Le allergie si posizionano ai primi posti come malattie croniche, e sono in aumento nell’ultimo quinquennio.
La prevalenza, secondo i dati dell’Oms, si attesta tra il 10 e il 40% della popolazione, a seconda delle aree.
In Italia la prevalenza si stima tra il 10-20%, a seconda delle zone e delle stagioni, con un trend che sembra essere in crescita negli ultimi anni, in particolare questa patologia sta ora interessando anche un sottogruppo di popolazione prima non a rischio, ossia gli over 70.
Le variazioni nelle concentrazioni polliniche e i mutamenti dei diversi periodi di massima concentrazione possono essere messi in relazione con numerosi fattori tra cui i cambiamenti climatici e le variazioni delle temperature e questo può aver un notevole impatto sulla salute dei soggetti allergici. Per questo motivo sono sempre più importanti i modelli previsionali basati sullo studio di serie storiche che riescano a evidenziare i mutamenti in corso al fine di poter mettere in atto tempestivamente tutti gli interventi preventivi terapeutici necessari a minimizzare la sintomatologia e gli effetti più gravi (asma bronchiale) dovuti all’esposizione a pollini.

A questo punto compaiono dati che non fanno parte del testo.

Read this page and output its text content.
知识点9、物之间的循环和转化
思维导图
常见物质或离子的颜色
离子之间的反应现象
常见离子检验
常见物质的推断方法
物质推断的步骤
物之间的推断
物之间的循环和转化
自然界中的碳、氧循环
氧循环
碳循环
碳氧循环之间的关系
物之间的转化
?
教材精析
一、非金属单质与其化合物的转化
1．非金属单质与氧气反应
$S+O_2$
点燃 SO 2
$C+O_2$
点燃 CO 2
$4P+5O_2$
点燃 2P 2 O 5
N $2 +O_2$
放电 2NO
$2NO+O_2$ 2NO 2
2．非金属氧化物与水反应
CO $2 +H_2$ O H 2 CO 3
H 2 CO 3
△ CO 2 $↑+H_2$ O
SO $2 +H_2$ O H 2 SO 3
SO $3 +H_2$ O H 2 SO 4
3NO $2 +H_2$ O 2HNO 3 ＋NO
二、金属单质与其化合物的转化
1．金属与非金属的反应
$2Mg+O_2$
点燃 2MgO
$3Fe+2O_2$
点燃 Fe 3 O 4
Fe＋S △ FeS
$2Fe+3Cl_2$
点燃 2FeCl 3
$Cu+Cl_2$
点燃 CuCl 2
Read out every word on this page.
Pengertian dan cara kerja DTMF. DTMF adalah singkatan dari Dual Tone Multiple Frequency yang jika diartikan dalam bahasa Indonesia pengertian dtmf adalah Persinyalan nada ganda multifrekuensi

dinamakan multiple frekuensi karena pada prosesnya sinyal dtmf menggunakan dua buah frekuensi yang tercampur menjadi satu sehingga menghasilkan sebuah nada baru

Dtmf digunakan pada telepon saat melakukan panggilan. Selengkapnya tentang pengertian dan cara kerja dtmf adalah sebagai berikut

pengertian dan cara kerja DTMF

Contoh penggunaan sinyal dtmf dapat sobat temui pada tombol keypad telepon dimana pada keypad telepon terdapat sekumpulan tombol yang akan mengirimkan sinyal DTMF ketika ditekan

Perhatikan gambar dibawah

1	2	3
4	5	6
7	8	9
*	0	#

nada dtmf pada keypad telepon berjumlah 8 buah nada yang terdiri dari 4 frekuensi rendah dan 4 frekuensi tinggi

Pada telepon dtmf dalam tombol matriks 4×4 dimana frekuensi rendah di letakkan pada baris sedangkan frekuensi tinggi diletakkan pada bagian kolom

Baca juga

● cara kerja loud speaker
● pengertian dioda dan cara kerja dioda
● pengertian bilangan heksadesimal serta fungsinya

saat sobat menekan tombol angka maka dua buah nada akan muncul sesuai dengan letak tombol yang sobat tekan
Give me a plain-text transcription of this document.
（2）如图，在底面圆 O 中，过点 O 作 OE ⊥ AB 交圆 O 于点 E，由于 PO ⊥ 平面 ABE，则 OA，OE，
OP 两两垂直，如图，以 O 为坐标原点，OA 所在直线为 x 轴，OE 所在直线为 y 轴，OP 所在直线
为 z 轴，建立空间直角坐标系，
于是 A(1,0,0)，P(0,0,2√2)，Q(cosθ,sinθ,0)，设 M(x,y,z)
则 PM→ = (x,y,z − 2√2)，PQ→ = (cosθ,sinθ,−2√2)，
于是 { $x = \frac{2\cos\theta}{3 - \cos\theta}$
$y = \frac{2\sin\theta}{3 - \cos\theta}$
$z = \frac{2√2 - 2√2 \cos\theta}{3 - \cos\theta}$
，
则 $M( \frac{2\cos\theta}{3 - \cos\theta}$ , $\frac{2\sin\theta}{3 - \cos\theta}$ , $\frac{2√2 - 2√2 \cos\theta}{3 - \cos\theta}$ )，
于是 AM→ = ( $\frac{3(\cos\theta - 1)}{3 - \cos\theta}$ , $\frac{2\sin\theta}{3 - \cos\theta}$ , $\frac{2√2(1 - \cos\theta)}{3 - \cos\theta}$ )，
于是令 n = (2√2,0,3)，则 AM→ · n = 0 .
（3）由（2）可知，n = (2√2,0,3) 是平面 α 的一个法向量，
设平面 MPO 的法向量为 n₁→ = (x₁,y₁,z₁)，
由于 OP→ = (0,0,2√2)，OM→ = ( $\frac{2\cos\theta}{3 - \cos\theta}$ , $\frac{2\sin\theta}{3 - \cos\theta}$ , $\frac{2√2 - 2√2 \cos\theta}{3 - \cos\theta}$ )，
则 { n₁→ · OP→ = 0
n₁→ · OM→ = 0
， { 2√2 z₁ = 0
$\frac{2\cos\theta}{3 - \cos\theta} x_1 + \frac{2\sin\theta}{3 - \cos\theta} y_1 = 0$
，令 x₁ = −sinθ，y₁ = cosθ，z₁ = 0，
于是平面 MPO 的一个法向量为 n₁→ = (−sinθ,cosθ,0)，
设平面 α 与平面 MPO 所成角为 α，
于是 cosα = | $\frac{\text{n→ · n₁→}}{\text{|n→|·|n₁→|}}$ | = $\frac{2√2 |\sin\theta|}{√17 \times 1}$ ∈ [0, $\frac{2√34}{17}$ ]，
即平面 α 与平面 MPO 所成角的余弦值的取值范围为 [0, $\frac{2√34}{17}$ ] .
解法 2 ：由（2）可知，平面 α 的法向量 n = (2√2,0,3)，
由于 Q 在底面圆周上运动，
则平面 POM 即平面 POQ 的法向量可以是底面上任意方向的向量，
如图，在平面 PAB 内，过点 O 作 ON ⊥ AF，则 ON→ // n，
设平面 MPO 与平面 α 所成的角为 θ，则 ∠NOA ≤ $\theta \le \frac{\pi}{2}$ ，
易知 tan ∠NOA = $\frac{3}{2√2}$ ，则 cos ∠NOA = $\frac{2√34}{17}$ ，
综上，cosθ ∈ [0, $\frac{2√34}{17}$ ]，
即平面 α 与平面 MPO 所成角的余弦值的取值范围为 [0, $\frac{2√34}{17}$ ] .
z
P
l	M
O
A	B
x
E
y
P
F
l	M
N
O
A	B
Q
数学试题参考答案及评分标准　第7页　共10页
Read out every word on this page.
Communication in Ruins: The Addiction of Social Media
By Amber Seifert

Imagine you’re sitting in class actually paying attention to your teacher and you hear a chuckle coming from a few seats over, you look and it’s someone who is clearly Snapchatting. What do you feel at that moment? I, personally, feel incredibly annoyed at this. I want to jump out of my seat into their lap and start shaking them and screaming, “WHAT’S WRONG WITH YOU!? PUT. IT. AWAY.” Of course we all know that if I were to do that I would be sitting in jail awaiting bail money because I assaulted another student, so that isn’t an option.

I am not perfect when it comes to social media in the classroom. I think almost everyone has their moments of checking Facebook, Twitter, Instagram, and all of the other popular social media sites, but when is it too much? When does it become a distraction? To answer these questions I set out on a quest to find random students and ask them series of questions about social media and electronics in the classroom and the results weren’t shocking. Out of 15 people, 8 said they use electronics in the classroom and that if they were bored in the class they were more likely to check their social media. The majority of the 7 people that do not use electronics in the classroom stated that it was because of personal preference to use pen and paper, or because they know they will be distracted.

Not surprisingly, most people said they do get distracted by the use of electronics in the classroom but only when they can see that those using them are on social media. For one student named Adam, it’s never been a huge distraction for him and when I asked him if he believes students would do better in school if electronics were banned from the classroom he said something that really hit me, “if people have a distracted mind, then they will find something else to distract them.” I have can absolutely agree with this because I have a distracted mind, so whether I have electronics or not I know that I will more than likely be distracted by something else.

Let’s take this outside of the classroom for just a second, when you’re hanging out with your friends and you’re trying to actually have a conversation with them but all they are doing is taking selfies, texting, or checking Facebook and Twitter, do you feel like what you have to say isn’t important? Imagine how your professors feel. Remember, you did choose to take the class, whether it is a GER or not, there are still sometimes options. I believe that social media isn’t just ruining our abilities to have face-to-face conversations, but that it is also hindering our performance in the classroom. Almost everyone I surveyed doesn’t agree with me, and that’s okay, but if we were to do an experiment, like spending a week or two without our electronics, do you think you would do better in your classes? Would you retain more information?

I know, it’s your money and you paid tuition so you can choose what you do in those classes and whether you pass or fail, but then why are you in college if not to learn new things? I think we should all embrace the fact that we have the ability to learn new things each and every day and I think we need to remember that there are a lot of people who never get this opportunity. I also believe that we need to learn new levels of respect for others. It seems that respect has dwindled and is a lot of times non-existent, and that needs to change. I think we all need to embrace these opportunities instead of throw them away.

Per approfondimenti consulta Epicentro ISS.

Rete di monitoraggio dei pollini

Dal 2002 Arpa Piemonte ha attivato una Rete di Monitoraggio dei pollini allergenici a livello regionale, in collaborazione con l’Università di Torino, con 6 stazioni, di cui 5 collocate in aeree urbane nei capoluoghi di provincia e una (Omegna-Lago Maggiore) situata in un’area di particolare interesse per le caratteristiche climatiche e vegetative. 

Arpa produce un bollettino settimanale dei pollini allergenici, che viene pubblicato ed è consultabile sul sito istituzionale e diffuso attraverso molteplici canali mediatici.

Dal 2013 sono anche disponibili i calendari pollinici, consultabili che illustrano l’andamento annuale delle concentrazioni per le diverse famiglie polliniche.

La rete Arpa dei pollini attuale è composta da Elisabetta Benigni, Andrea Bertola, Marilena Calciati, Lucrezia D'Arnese, Raffaella Dell'Eva, Lidia Ferrara, Enrico Gastaldi, Alessandro Giraudo, Valentina Pizzo.

Figura 1
Rete di monitoraggio dei Pollini

Andamento concentrazioni Pollini allergenici 2019 e confronto con le serie storiche

Utilizzando i dati delle rilevazioni di tutte le stazioni attive nel 2019, è stata realizzata un’analisi sull’andamento delle concentrazioni per le diverse tipologie di pollini e confrontata con le serie storiche disponibili (Vercelli ha una serie storica disponibile dal 2009, Alessandria dal 2011 e tutte le altre stazioni hanno serie storiche disponibili a partire dal 2002).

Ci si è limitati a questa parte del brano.